High level of soluble human leukocyte antigen (HLA)-G at beginning of pregnancy as predictor of risk of malaria during infancy.
Tania C d'AlmeidaIbrahim SadissouMermoz SagbohanJacqueline MiletEuripide F G A AvokpahoLaure GineauAudrey SabbaghKabirou MoutairouEduardo A DonadiBenoit FavierCédric PennetierThierry BaldetNicolas MoirouxEdgardo CarosellaPhilippe MoreauNathalie Rouas-FreissGilles CottrellDavid CourtinAndré GarciaPublished in: Scientific reports (2019)

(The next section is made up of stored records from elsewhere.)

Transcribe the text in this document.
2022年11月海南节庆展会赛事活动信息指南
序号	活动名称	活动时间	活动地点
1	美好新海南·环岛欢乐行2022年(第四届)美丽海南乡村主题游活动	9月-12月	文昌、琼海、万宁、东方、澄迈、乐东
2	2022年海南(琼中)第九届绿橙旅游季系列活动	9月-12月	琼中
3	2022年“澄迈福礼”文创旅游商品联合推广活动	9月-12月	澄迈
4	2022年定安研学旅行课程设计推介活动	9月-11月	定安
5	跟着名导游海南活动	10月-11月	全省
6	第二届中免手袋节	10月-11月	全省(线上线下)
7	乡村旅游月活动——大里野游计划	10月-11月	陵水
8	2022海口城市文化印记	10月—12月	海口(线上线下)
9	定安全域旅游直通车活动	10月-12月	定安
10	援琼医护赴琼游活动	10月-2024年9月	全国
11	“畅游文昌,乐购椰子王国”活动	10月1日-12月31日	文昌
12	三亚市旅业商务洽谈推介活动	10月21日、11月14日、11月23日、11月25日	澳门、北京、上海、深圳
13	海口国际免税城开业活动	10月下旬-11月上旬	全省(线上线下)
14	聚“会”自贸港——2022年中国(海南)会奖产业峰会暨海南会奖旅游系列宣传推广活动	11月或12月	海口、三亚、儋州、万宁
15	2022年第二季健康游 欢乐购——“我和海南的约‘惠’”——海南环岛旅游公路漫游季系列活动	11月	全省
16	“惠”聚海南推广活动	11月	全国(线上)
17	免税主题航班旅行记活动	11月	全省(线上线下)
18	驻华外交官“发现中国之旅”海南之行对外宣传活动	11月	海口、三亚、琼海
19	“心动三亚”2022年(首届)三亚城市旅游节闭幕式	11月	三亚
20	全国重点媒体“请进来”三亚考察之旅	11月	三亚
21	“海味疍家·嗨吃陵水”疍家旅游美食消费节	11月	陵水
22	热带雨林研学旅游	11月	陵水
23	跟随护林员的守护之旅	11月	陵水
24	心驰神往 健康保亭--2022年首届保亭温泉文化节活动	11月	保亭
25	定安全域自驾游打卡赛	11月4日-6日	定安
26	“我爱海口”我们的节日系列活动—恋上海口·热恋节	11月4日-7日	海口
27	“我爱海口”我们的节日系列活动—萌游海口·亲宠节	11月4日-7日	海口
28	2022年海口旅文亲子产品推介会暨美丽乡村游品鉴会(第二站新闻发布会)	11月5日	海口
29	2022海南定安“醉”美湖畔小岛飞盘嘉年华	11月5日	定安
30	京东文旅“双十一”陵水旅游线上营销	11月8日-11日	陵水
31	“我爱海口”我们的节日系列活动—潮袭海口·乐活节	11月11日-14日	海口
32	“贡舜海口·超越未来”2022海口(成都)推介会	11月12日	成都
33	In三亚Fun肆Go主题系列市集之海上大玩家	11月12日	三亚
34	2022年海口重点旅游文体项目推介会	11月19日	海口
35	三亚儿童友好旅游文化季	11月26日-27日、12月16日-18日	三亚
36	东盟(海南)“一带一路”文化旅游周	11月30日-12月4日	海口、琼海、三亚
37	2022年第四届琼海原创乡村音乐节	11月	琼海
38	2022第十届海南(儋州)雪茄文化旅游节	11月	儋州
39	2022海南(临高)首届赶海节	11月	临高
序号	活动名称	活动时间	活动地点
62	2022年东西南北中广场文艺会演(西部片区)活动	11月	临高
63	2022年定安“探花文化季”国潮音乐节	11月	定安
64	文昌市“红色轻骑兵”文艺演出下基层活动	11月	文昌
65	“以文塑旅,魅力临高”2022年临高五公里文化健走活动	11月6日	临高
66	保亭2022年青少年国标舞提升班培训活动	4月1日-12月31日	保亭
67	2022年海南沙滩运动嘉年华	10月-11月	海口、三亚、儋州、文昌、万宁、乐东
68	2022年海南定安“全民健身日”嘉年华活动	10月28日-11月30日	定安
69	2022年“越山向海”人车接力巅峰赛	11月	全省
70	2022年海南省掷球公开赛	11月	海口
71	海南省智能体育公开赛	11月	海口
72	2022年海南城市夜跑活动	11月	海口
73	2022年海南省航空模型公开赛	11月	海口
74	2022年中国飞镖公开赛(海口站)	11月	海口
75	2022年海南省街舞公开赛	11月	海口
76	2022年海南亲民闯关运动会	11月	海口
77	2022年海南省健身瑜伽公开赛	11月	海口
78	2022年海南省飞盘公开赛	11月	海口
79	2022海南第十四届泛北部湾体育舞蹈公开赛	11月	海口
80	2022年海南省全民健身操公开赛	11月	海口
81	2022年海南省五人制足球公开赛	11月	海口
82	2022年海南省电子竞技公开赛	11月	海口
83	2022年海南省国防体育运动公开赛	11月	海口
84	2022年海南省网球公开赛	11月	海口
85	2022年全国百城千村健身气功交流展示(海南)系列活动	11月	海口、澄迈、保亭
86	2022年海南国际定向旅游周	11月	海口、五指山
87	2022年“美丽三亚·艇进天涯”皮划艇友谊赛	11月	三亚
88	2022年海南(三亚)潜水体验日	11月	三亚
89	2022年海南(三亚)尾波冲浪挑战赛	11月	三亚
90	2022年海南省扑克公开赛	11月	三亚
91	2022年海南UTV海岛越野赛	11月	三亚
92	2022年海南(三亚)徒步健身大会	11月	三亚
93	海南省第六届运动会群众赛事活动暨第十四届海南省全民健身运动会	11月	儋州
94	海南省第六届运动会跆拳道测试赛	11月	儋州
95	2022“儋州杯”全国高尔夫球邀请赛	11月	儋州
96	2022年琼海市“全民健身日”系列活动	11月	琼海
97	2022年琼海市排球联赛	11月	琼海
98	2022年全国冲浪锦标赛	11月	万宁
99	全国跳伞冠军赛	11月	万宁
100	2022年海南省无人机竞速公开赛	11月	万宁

Placental malaria has been associated with an immune tolerance phenomenon and a higher susceptibility to malaria infection during infancy. HLA-G is involved in fetal maternal immune tolerance by inhibiting maternal immunity. During infections HLA-G can be involved in immune escape of pathogens by creating a tolerogenic environment. Recent studies have shown an association between the risk of malaria and HLA-G at both genetic and protein levels. Moreover, women with placental malaria have a higher probability of giving birth to children exhibiting high sHLA-G, independently of their own level during pregnancy. Our aim was to explore the association between the level of maternal soluble HLA-G and the risk of malaria infection in their newborns. Here, 400 pregnant women and their children were actively followed-up during 24 months. The results show a significant association between the level of sHLA-G at the first antenatal visit and the time to first malaria infection during infancy adjusted to the risk of exposure to vector bites (aHR = 1.02, 95%CI [1.01-1.03], p = 0.014). The level of sHLA-G is a significant predictor of the occurrence of malaria infection during infancy consistent with the hypothesis that mother sHLA-G could be a biomarker of malaria susceptibility in children.